For instance, 2020 will be the year of the White Metal Rat. They send postcards to friends and family, normally containing lottery numbers.
On New Year’s Eve or Day, the people of Japan will visit their local shrine or temple. There is no wild celebration on this evening, but a bell that is struck 108 times.
This number represents Buddhists and their belief that there are 108 sins or desires. The ringing of the bell is a way to rid the bodies of this evil sin, 107 times before midnight, and once after. A true way to start the year clean and bright in Japan.
Now after the New Year has passed, the holidays may slow down for us, but in Japan, they prepare for yet another very important festival. This festival is known as the Seijin no Hi or the Coming of Age Day.
In Japan, the day you become of age is considered to be 20. It is celebrated on the second Monday of January. The 20 year olds dress up and visit a shrine or go to a municipal ceremony to honor the moment they reached adulthood.
In the past, many young men would wear kimonos with the women, but these days most come in suits.
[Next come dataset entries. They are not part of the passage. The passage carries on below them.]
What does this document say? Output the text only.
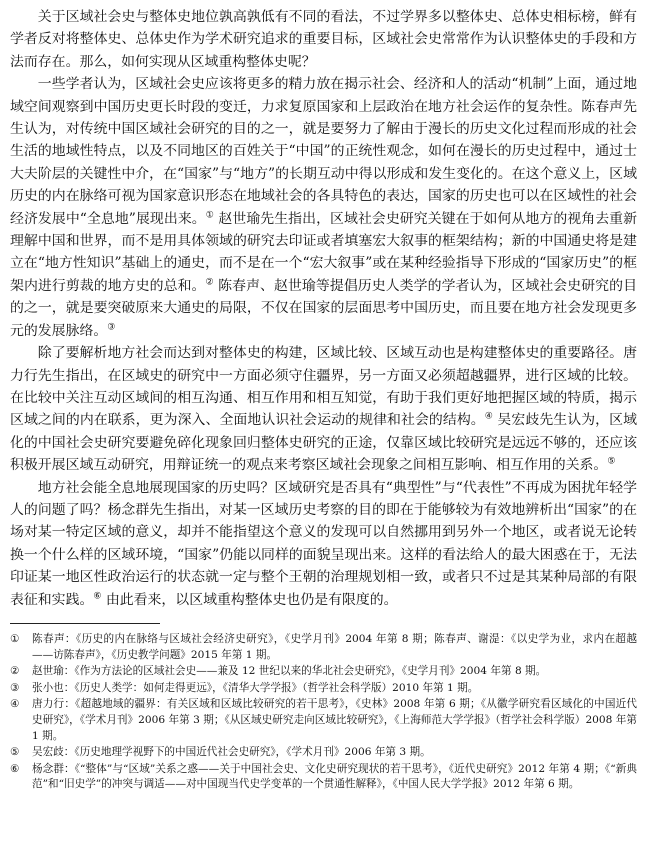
关于区域社会史与整体史地位孰高孰低有不同的看法，不过学界多以整体史、总体史相标榜，鲜有学者反对将整体史、总体史作为学术研究追求的重要目标，区域社会史常常作为认识整体史的手段和方法而存在。那么，如何实现从区域重构整体史呢？

一些学者认为，区域社会史应该将更多的精力放在揭示社会、经济和人的活动“机制”上面，通过地域空间观察到中国历史更长时段的变迁，力求复原国家和上层政治在地方社会运作的复杂性。陈春声先生认为，对传统中国区域社会研究的目的之一，就是要努力了解由于漫长的历史文化过程而形成的社会生活的地域性特点，以及不同地区的百姓关于“中国”的正统性观念，如何在漫长的历史过程中，通过士大夫阶层的关键性中介，在“国家”与“地方”的长期互动中得以形成和发生变化的。在这个意义上，区域历史的内在脉络可视为国家意识形态在地域社会的各具特色的表达，国家的历史也可以在区域性的社会经济发展中“全息地”展现出来。① 赵世瑜先生指出，区域社会史研究关键在于如何从地方的视角去重新理解中国和世界，而不是用具体领域的研究去印证或者填塞宏大叙事的框架结构；新的中国通史将是建立在“地方性知识”基础上的通史，而不是在一个“宏大叙事”或在某种经验指导下形成的“国家历史”的框架内进行剪裁的地方史的总和。② 陈春声、赵世瑜等提倡历史人类学的学者认为，区域社会史研究的目的之一，就是要突破原来大通史的局限，不仅在国家的层面思考中国历史，而且要在地方社会发现更多元的发展脉络。③

除了要解析地方社会而达到对整体史的构建，区域比较、区域互动也是构建整体史的重要路径。唐力行先生指出，在区域史的研究中一方面必须守住疆界，另一方面又必须超越疆界，进行区域的比较。在比较中关注互动区域间的相互沟通、相互作用和相互知觉，有助于我们更好地把握区域的特质，揭示区域之间的内在联系，更为深入、全面地认识社会运动的规律和社会的结构。④ 吴宏歧先生认为，区域化的中国社会史研究要避免碎化现象回归整体史研究的正途，仅靠区域比较研究是远远不够的，还应该积极开展区域互动研究，用辩证统一的观点来考察区域社会现象之间相互影响、相互作用的关系。⑤

地方社会能全息地展现国家的历史吗？区域研究是否具有“典型性”与“代表性”不再成为困扰年轻学人的问题了吗？杨念群先生指出，对某一区域历史考察的目的即在于能够较为有效地辨析出“国家”的在场对某一特定区域的意义，却并不能指望这个意义的发现可以自然挪用到另外一个地区，或者说无论转换一个什么样的区域环境，“国家”仍能以同样的面貌呈现出来。这样的看法给人的最大困惑在于，无法印证某一地区性政治运行的状态就一定与整个王朝的治理规划相一致，或者只不过是其某种局部的有限表征和实践。⑥ 由此看来，以区域重构整体史也仍是有限度的。

①	陈春声：《历史的内在脉络与区域社会经济史研究》，《史学月刊》2004 年第 8 期；陈春声、谢湜：《以史学为业，求内在超越——访陈春声》，《历史教学问题》2015 年第 1 期。
②	赵世瑜：《作为方法论的区域社会史——兼及 12 世纪以来的华北社会史研究》，《史学月刊》2004 年第 8 期。
③	张小也：《历史人类学：如何走得更远》，《清华大学学报》（哲学社会科学版）2010 年第 1 期。
④	唐力行：《超越地域的疆界：有关区域和区域比较研究的若干思考》，《史林》2008 年第 6 期；《从徽学研究看区域化的中国近代史研究》，《学术月刊》2006 年第 3 期；《从区域史研究走向区域比较研究》，《上海师范大学学报》（哲学社会科学版）2008 年第 1 期。
⑤	吴宏歧：《历史地理学视野下的中国近代社会史研究》，《学术月刊》2006 年第 3 期。
⑥	杨念群：《“整体”与“区域”关系之惑——关于中国社会史、文化史研究现状的若干思考》，《近代史研究》2012 年第 4 期；《“新典范”和“旧史学”的冲突与调适——对中国现当代史学变革的一个贯通性解释》，《中国人民大学学报》2012 年第 6 期。
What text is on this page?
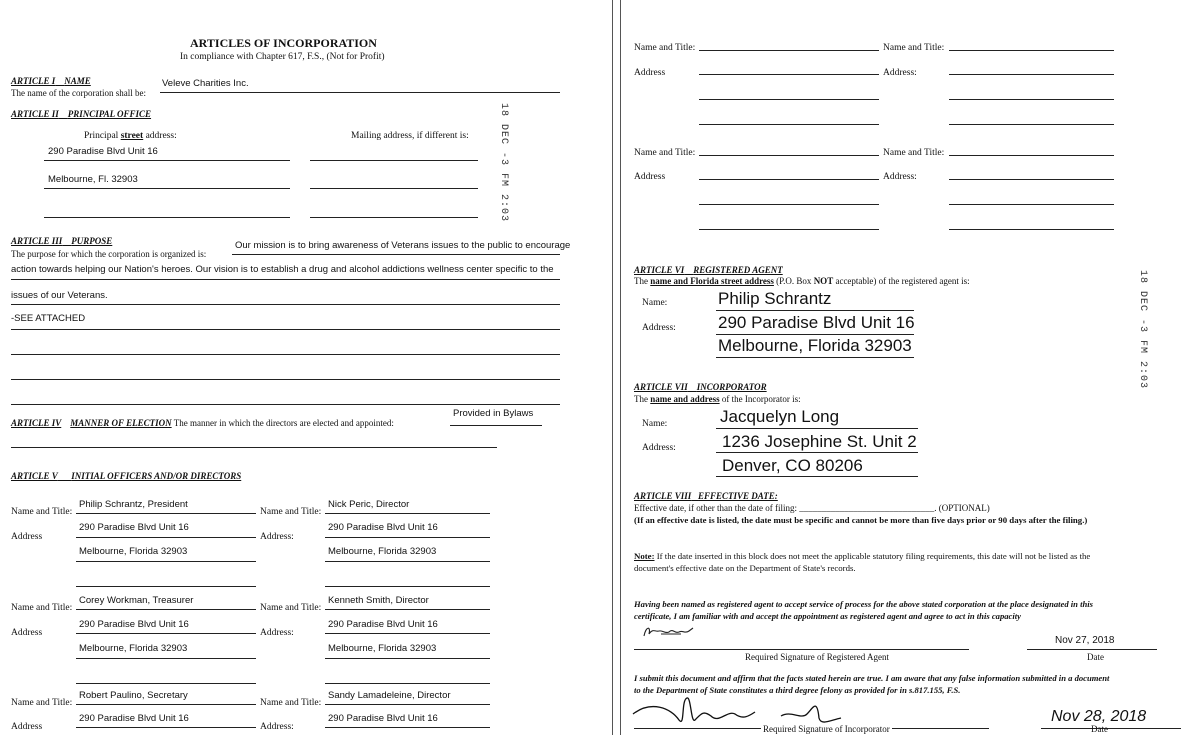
ARTICLES OF INCORPORATION
In compliance with Chapter 617, F.S., (Not for Profit)
ARTICLE I NAME
The name of the corporation shall be:
Veleve Charities Inc.
ARTICLE II PRINCIPAL OFFICE
Principal street address:	Mailing address, if different is:
290 Paradise Blvd Unit 16
Melbourne, Fl. 32903	18 DEC -3 FM 2:03
ARTICLE III PURPOSE
The purpose for which the corporation is organized is:
Our mission is to bring awareness of Veterans issues to the public to encourage
action towards helping our Nation's heroes. Our vision is to establish a drug and alcohol addictions wellness center specific to the
issues of our Veterans.
-SEE ATTACHED
ARTICLE IV MANNER OF ELECTION The manner in which the directors are elected and appointed:
Provided in Bylaws
ARTICLE V INITIAL OFFICERS AND/OR DIRECTORS
Name and Title:
Philip Schrantz, President
Address
290 Paradise Blvd Unit 16
Melbourne, Florida 32903
Name and Title:
Nick Peric, Director
Address:
290 Paradise Blvd Unit 16
Melbourne, Florida 32903
Name and Title:
Corey Workman, Treasurer
Address
290 Paradise Blvd Unit 16
Melbourne, Florida 32903
Name and Title:
Kenneth Smith, Director
Address:
290 Paradise Blvd Unit 16
Melbourne, Florida 32903
Name and Title:
Robert Paulino, Secretary
Address
290 Paradise Blvd Unit 16
Name and Title:
Sandy Lamadeleine, Director
Address:
290 Paradise Blvd Unit 16
Name and Title:	Name and Title:
Address	Address:
Name and Title:	Name and Title:
Address	Address:
ARTICLE VI REGISTERED AGENT
The name and Florida street address (P.O. Box NOT acceptable) of the registered agent is:
Name:	Philip Schrantz
Address: 290 Paradise Blvd Unit 16
Melbourne, Florida 32903	18 DEC -3 FM 2:03
ARTICLE VII INCORPORATOR
The name and address of the Incorporator is:
Name:	Jacquelyn Long
Address:	1236 Josephine St. Unit 2
Denver, CO 80206
ARTICLE VIII EFFECTIVE DATE:
Effective date, if other than the date of filing: ______________________________. (OPTIONAL)
(If an effective date is listed, the date must be specific and cannot be more than five days prior or 90 days after the filing.)
Note: If the date inserted in this block does not meet the applicable statutory filing requirements, this date will not be listed as the
document's effective date on the Department of State's records.
Having been named as registered agent to accept service of process for the above stated corporation at the place designated in this
certificate, I am familiar with and accept the appointment as registered agent and agree to act in this capacity
Required Signature of Registered Agent
Nov 27, 2018
Date
I submit this document and affirm that the facts stated herein are true. I am aware that any false information submitted in a document
to the Department of State constitutes a third degree felony as provided for in s.817.155, F.S.
Required Signature of Incorporator
Nov 28, 2018
Date
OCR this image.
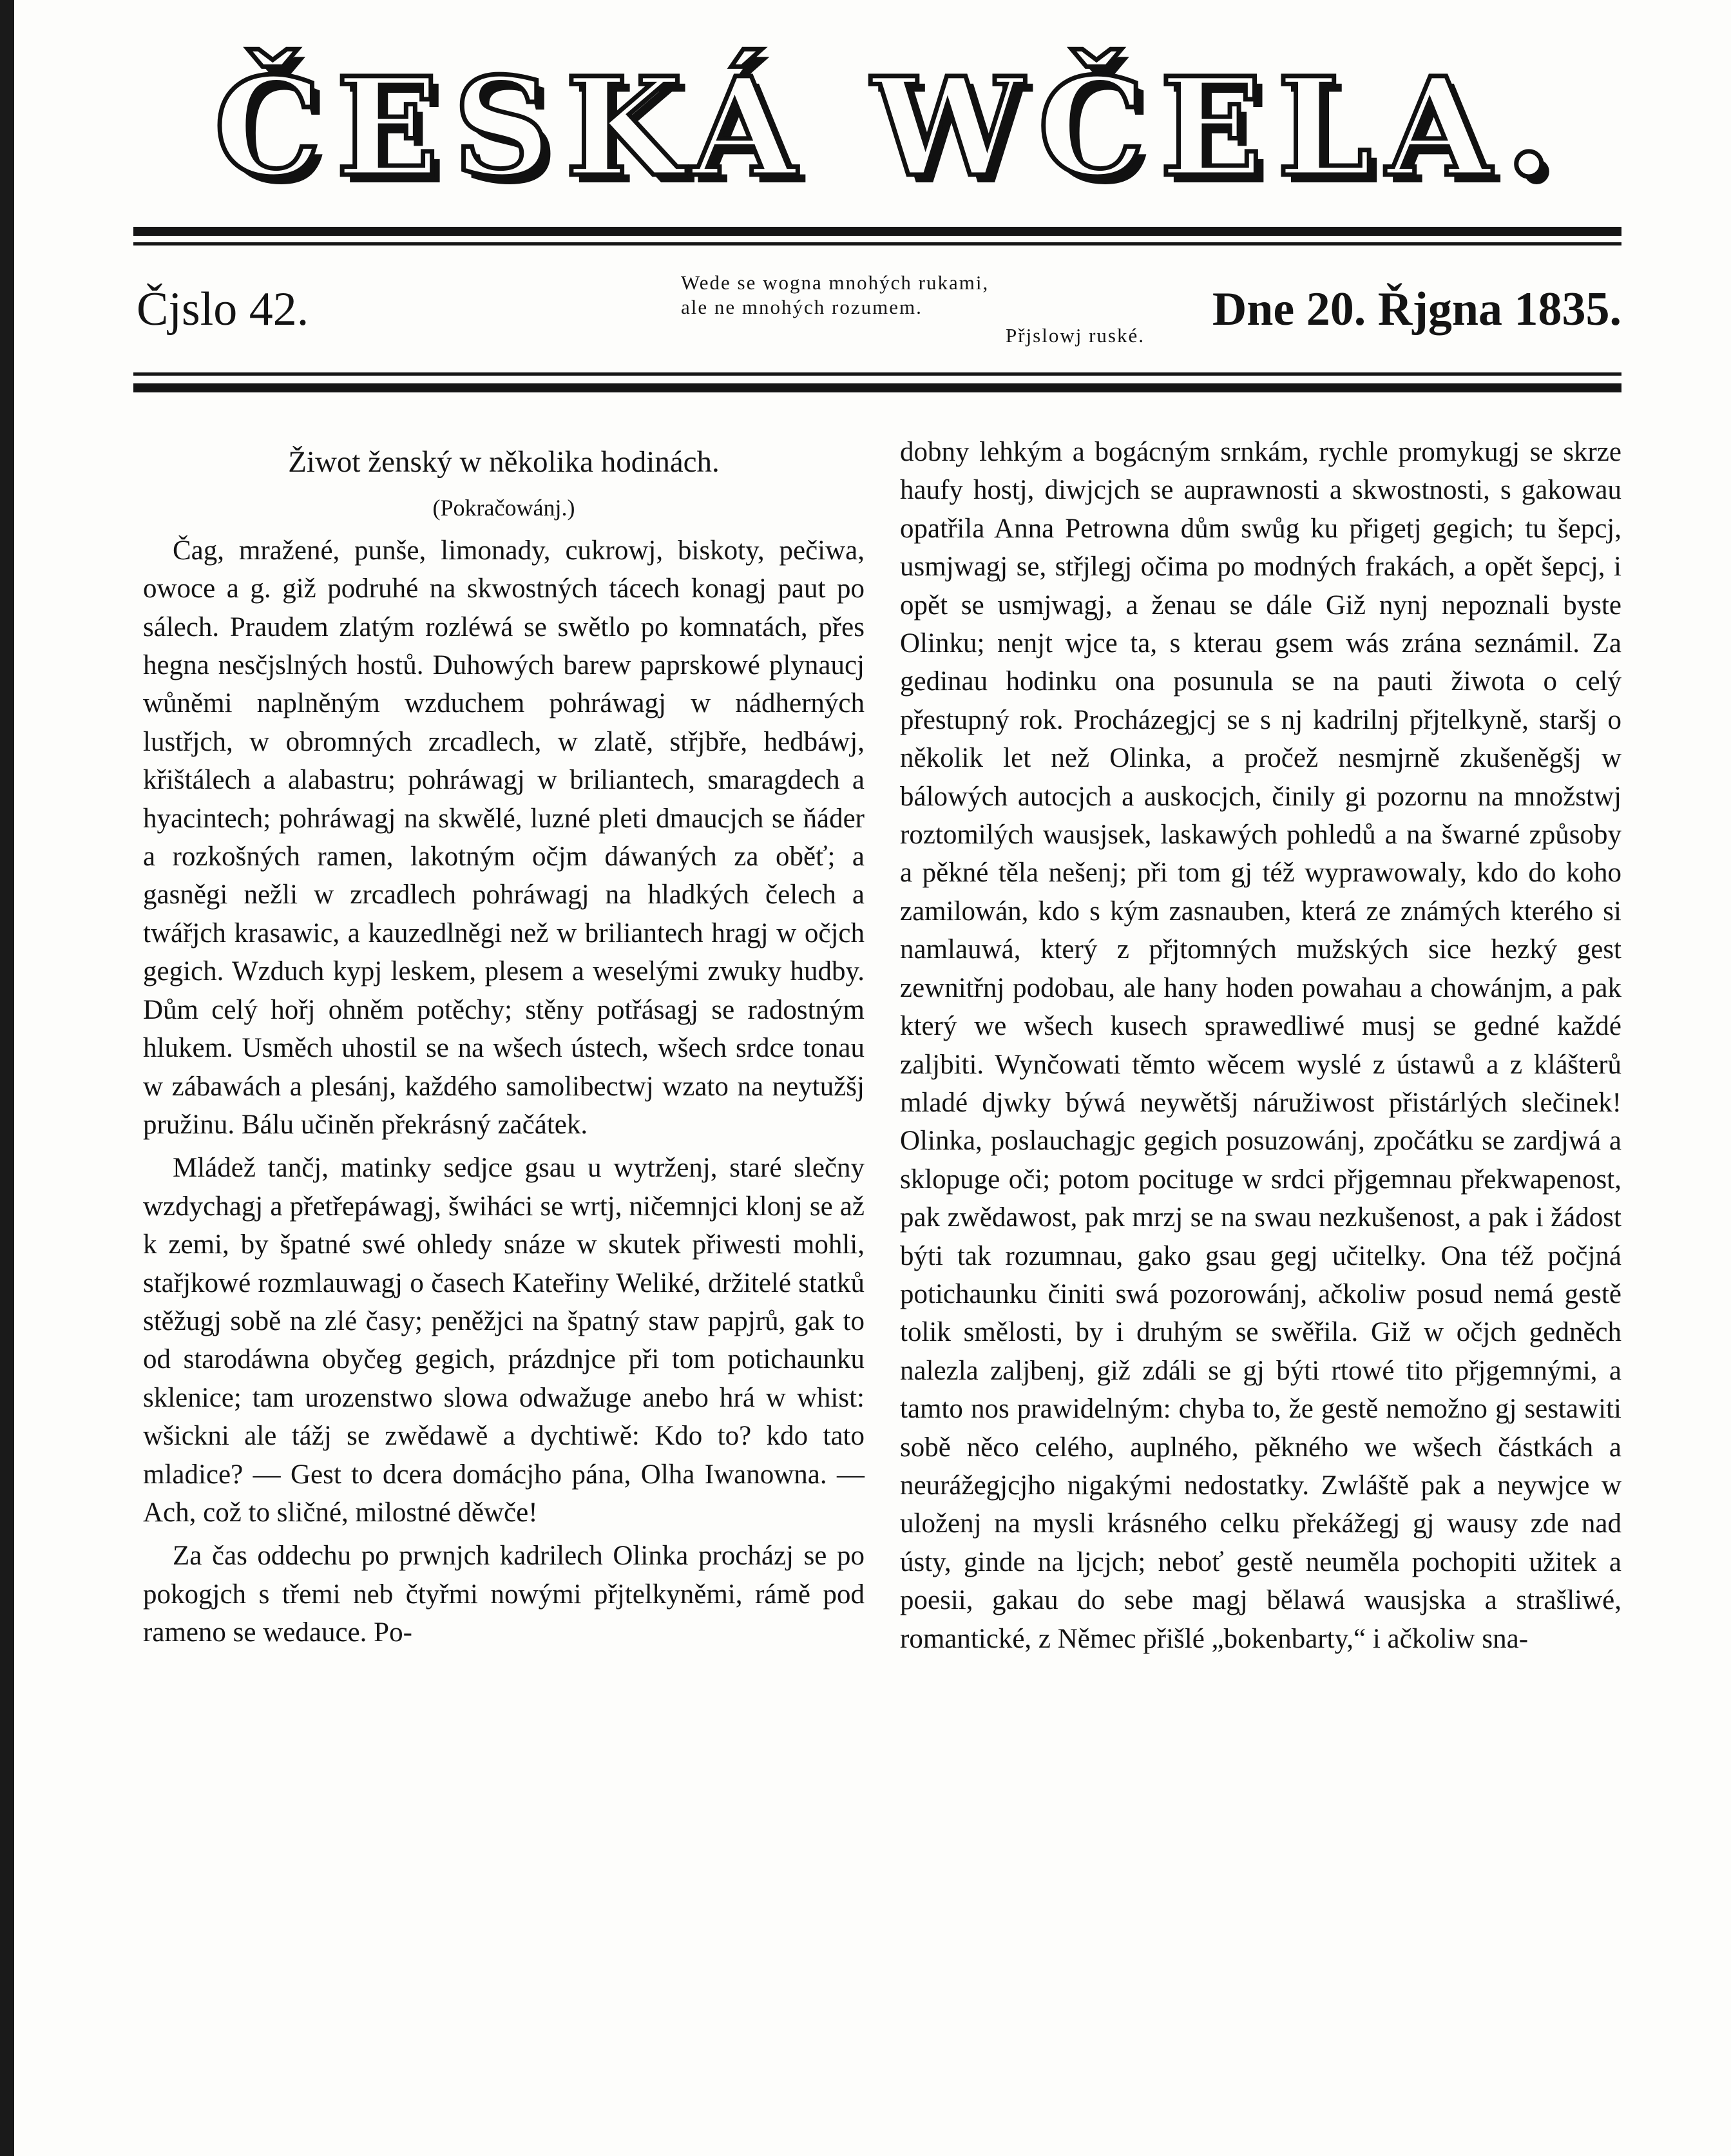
ČESKÁ WČELA.
Čjslo 42.
Wede se wogna mnohých rukami,
ale ne mnohých rozumem.
Přjslowj ruské.	Dne 20. Řjgna 1835.
Žiwot ženský w několika hodinách.
(Pokračowánj.)

Čag, mražené, punše, limonady, cukrowj, biskoty, pečiwa, owoce a g. giž podruhé na skwostných tácech konagj paut po sálech. Praudem zlatým rozléwá se swětlo po komnatách, přes hegna nesčjslných hostů. Duhowých barew paprskowé plynaucj wůněmi naplněným wzduchem pohráwagj w nádherných lustřjch, w obromných zrcadlech, w zlatě, střjbře, hedbáwj, křištálech a alabastru; pohráwagj w briliantech, smaragdech a hyacintech; pohráwagj na skwělé, luzné pleti dmaucjch se ňáder a rozkošných ramen, lakotným očjm dáwaných za oběť; a gasněgi nežli w zrcadlech pohráwagj na hladkých čelech a twářjch krasawic, a kauzedlněgi než w briliantech hragj w očjch gegich. Wzduch kypj leskem, plesem a weselými zwuky hudby. Dům celý hořj ohněm potěchy; stěny potřásagj se radostným hlukem. Usměch uhostil se na wšech ústech, wšech srdce tonau w zábawách a plesánj, každého samolibectwj wzato na neytužšj pružinu. Bálu učiněn překrásný začátek.

Mládež tančj, matinky sedjce gsau u wytrženj, staré slečny wzdychagj a přetřepáwagj, šwiháci se wrtj, ničemnjci klonj se až k zemi, by špatné swé ohledy snáze w skutek přiwesti mohli, stařjkowé rozmlauwagj o časech Kateřiny Weliké, držitelé statků stěžugj sobě na zlé časy; peněžjci na špatný staw papjrů, gak to od starodáwna obyčeg gegich, prázdnjce při tom potichaunku sklenice; tam urozenstwo slowa odwažuge anebo hrá w whist: wšickni ale tážj se zwědawě a dychtiwě: Kdo to? kdo tato mladice? — Gest to dcera domácjho pána, Olha Iwanowna. — Ach, což to sličné, milostné děwče!

Za čas oddechu po prwnjch kadrilech Olinka procházj se po pokogjch s třemi neb čtyřmi nowými přjtelkyněmi, rámě pod rameno se wedauce. Po-

dobny lehkým a bogácným srnkám, rychle promykugj se skrze haufy hostj, diwjcjch se auprawnosti a skwostnosti, s gakowau opatřila Anna Petrowna dům swůg ku přigetj gegich; tu šepcj, usmjwagj se, střjlegj očima po modných frakách, a opět šepcj, i opět se usmjwagj, a ženau se dále Giž nynj nepoznali byste Olinku; nenjt wjce ta, s kterau gsem wás zrána seznámil. Za gedinau hodinku ona posunula se na pauti žiwota o celý přestupný rok. Procházegjcj se s nj kadrilnj přjtelkyně, staršj o několik let než Olinka, a pročež nesmjrně zkušeněgšj w bálowých autocjch a auskocjch, činily gi pozornu na množstwj roztomilých wausjsek, laskawých pohledů a na šwarné způsoby a pěkné těla nešenj; při tom gj též wyprawowaly, kdo do koho zamilowán, kdo s kým zasnauben, která ze známých kterého si namlauwá, který z přjtomných mužských sice hezký gest zewnitřnj podobau, ale hany hoden powahau a chowánjm, a pak který we wšech kusech sprawedliwé musj se gedné každé zaljbiti. Wynčowati těmto wěcem wyslé z ústawů a z klášterů mladé djwky býwá neywětšj náružiwost přistárlých slečinek! Olinka, poslauchagjc gegich posuzowánj, zpočátku se zardjwá a sklopuge oči; potom pocituge w srdci přjgemnau překwapenost, pak zwědawost, pak mrzj se na swau nezkušenost, a pak i žádost býti tak rozumnau, gako gsau gegj učitelky. Ona též počjná potichaunku činiti swá pozorowánj, ačkoliw posud nemá gestě tolik smělosti, by i druhým se swěřila. Giž w očjch gedněch nalezla zaljbenj, giž zdáli se gj býti rtowé tito přjgemnými, a tamto nos prawidelným: chyba to, že gestě nemožno gj sestawiti sobě něco celého, auplného, pěkného we wšech částkách a neurážegjcjho nigakými nedostatky. Zwláště pak a neywjce w uloženj na mysli krásného celku překážegj gj wausy zde nad ústy, ginde na ljcjch; neboť gestě neuměla pochopiti užitek a poesii, gakau do sebe magj bělawá wausjska a strašliwé, romantické, z Němec přišlé „bokenbarty,“ i ačkoliw sna-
In recent years, the day is often disfigured by rowdy behavior and a lack of respect for the formal aspects of the Coming of Age process.
The rights of becoming an adult, spending the holidays with the family and letting go of sins from the past year, in the end, you could say they do the same things we do, just in a different light.
Many cultures have their light to shine on this festive season, go and explore each and every one of the lights.